By the state's tally, Bagley asked DNR to make another 12,973 acres available to the borough. The state made 4,140 of those available, Talbot said. However, 5,000 acres Bagley requested in the upper Ninilchik River drainage were not conveyable because the Division of Forestry manages them for timber production, is conducting research in the area and has built roads there.
Talbot said 1,777 acres the mayor requested by Trail Lakes are encumbered by U.S. Forest Service rights of way, and 1,732 acres are recommended in the 1997 Kenai River Comprehensive Management Plan for addition to KRSMA and management by Alaska State Parks.
In his letter last week, Shively cited a recommendation from Bob Loeffler, director of the Division of Mining, Land and Water, to keep the proposed KRSMA additions.
Work on the Kenai Area Plan began almost 10 years ago, Loeffler wrote, and work on the Kenai River plan began in 1996. He said he was unaware of any borough interest in the proposed KRSMA additions until Bagley's Dec. 20 letter. Making them available to the borough now would be a significant change, he wrote, and there would be little opportunity for public comment.
"In addition, the department is not willing to revise the Kenai River Comprehen-sive Management Plan so soon after its adoption," he wrote. "A KRCMP revision requires input from the KRSMA Advisory Board."
The board recently supported the proposed KRSMA additions, he wrote, and it would be unlikely now to support their conveyance to the borough.
Shively's letter last week did add more than 450 acres to the land available for borough selection, including 320 by Bear Lake near Seward. However, the state plans to keep the east side of Bear Lake, which includes a 1,000-foot easement for the Iditarod National Historic Trail, he wrote. In 1998, the Iditarod Trailblazers and the U.S. Forest Service built a foot path along the easement.
Bagley had asked for roughly 200 acres at Mile 9 Coho Loop. The plan recommended that for transfer to Alaska State Parks to support recreation on nearby beaches.

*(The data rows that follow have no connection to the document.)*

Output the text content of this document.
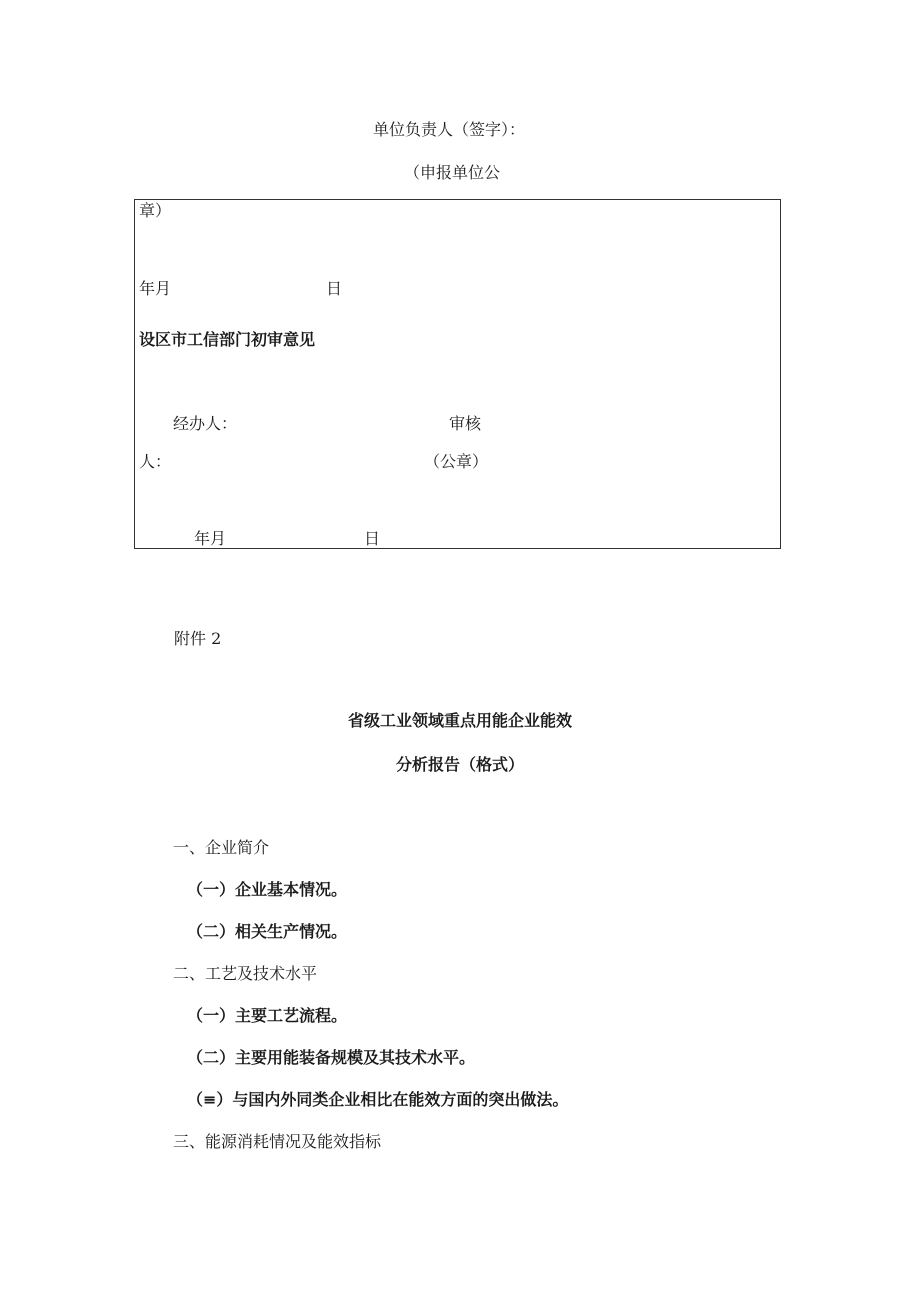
单位负责人（签字）：
（申报单位公
章）
年月	日
设区市工信部门初审意见
经办人：	审核
人：	（公章）
年月	日
附件 2
省级工业领域重点用能企业能效
分析报告（格式）
一、企业简介
（一）企业基本情况。
（二）相关生产情况。
二、工艺及技术水平
（一）主要工艺流程。
（二）主要用能装备规模及其技术水平。
（≡）与国内外同类企业相比在能效方面的突出做法。
三、能源消耗情况及能效指标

"We can't put a campground, toilets or water on the beach because of the storm surge," Talbot said. "This is the closest developable, upland, state-owned parcel."
Even so, Shively agreed to split it in half. He made roughly 100 acres available to the borough, and kept 100 acres for Parks.
Bagley had asked for 69 acres adjoining Kachemak Bay State Park land off East End Road near Homer. The plan recommended the 69 acres for addition to the park. However, Shively agreed to make 38 acres available to the borough. The state will keep 31 acres as a site for park restrooms, trailheads and parking.
"Now, it's up to the borough to tell us what lands they actually want," Talbot said. "After DNR receives the borough's revised selections, relinquishments and priorities, a decision to convey a large portion of their selections could be completed in a couple of years. Some parcels with few encumbrances could be conveyed sooner."
Decisions could be much farther away on borough selections encumbered by federal mining claims or not yet conveyed from federal ownership to the state.
Once the state issues a decision to convey, the borough must survey the land before conveyance takes place.
"I can't speak for how quickly the borough will allocate money to survey," Talbot said.